Launching a $218 million program to test the health of Victorian workers, Premier John Brumby declared obesity a challenge “as big as climate change”.
Really? The Intergovernmental Panel on Climate Change says unchecked global warming will destroy up to 70 per cent of plant and animal life. How, exactly, are the poor fatties responsible for anything of that order? Are they supposed to be eating endangered species or something?
But you can make almost any absurd claim on this topic, since the ways we respond to obesity have very little to do with rationality.
Take a look at The Biggest Loser, the Abu Ghraib of the war on fat. No-one emerges any healthier from the show. In fact, the rapid weight loss of the contestants promotes the kind of fad diets and insane exercise regimes that every reputable nutritionist condemns as medically disastrous. But that doesn’t matter.

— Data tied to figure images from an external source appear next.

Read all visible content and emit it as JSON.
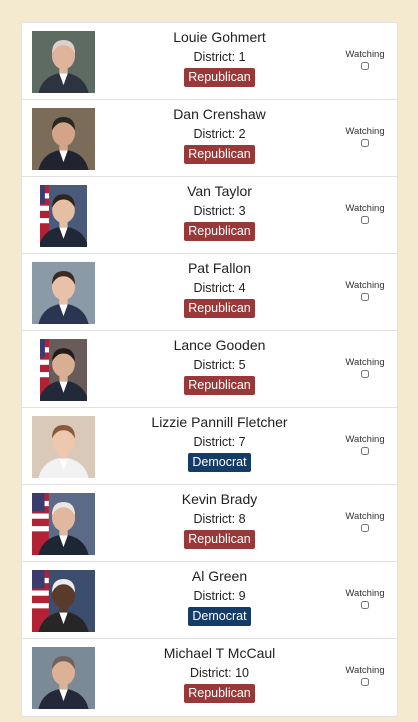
{
  "watching_label": "Watching",
  "district_prefix": "District: ",
  "colors": {
    "republican": "#993838",
    "democrat": "#143c66",
    "page_background": "#f3ead0"
  },
  "representatives": [
    {
      "name": "Louie Gohmert",
      "district": "1",
      "district_text": "District: 1",
      "party": "Republican",
      "party_key": "rep",
      "watching": false,
      "photo": "portrait-photo",
      "narrow": false
    },
    {
      "name": "Dan Crenshaw",
      "district": "2",
      "district_text": "District: 2",
      "party": "Republican",
      "party_key": "rep",
      "watching": false,
      "photo": "portrait-photo",
      "narrow": false
    },
    {
      "name": "Van Taylor",
      "district": "3",
      "district_text": "District: 3",
      "party": "Republican",
      "party_key": "rep",
      "watching": false,
      "photo": "portrait-photo-flag",
      "narrow": true
    },
    {
      "name": "Pat Fallon",
      "district": "4",
      "district_text": "District: 4",
      "party": "Republican",
      "party_key": "rep",
      "watching": false,
      "photo": "portrait-photo",
      "narrow": false
    },
    {
      "name": "Lance Gooden",
      "district": "5",
      "district_text": "District: 5",
      "party": "Republican",
      "party_key": "rep",
      "watching": false,
      "photo": "portrait-photo-flag",
      "narrow": true
    },
    {
      "name": "Lizzie Pannill Fletcher",
      "district": "7",
      "district_text": "District: 7",
      "party": "Democrat",
      "party_key": "dem",
      "watching": false,
      "photo": "portrait-photo",
      "narrow": false
    },
    {
      "name": "Kevin Brady",
      "district": "8",
      "district_text": "District: 8",
      "party": "Republican",
      "party_key": "rep",
      "watching": false,
      "photo": "portrait-photo-flag",
      "narrow": false
    },
    {
      "name": "Al Green",
      "district": "9",
      "district_text": "District: 9",
      "party": "Democrat",
      "party_key": "dem",
      "watching": false,
      "photo": "portrait-photo-flag",
      "narrow": false
    },
    {
      "name": "Michael T McCaul",
      "district": "10",
      "district_text": "District: 10",
      "party": "Republican",
      "party_key": "rep",
      "watching": false,
      "photo": "portrait-photo",
      "narrow": false
    }
  ]
}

The Biggest Loser rates so well since it takes moral outcasts (ie. fat people) and makes them perform a very public penance. Each episode resolves in tears, as the heaving, sweating tubsters acknowledge once again how they were blind but now they can see – and henceforth they will worship at the treadmill and the calorie counter.
Yes, obesity is a problem, and fat people often have a miserable time. But the reasons are social much more than medical. The fatter society gets, the more desirable thinness becomes – making those extra pounds another factor in the quiet unhappiness of most people’s lives.
As for the medical consequences, it’s remarkable how rubbery the consensus actually is. Our sedentary lifestyles are dangerous – but it’s physical activity rather than weight loss that makes the most difference to your health.
Paul Campos, a war on fat dissident, explains:
[F]or most people, increased physical activity does not produce significant long-term weight loss. And people who lose a lot of weight don’t get any benefit over people who lose a little weight, so the benefit of weight loss by itself is medically nonexistent. But the good news is you don’t have to become thinner to enjoy significantly improved health.
Even with type 2 diabetes, lifestyle changes can make a difference, without a loss of weight. As the unfortunately-named Linda Bacon says, it’s preferable to talk about lifestyles rather than obesity, since there’s no actually no proven method for achieving long-term weight loss, and many of the common techniques are actually dangerous.
Yet for politicians – especially social democratic politicians – a declaration of war on fat is irresistible precisely because it shows them doing something, yet commits them to absolutely nothing. Will there be less obesity in the future? Fat chance!
Jeff Sparrow is the editor of Overland magazine.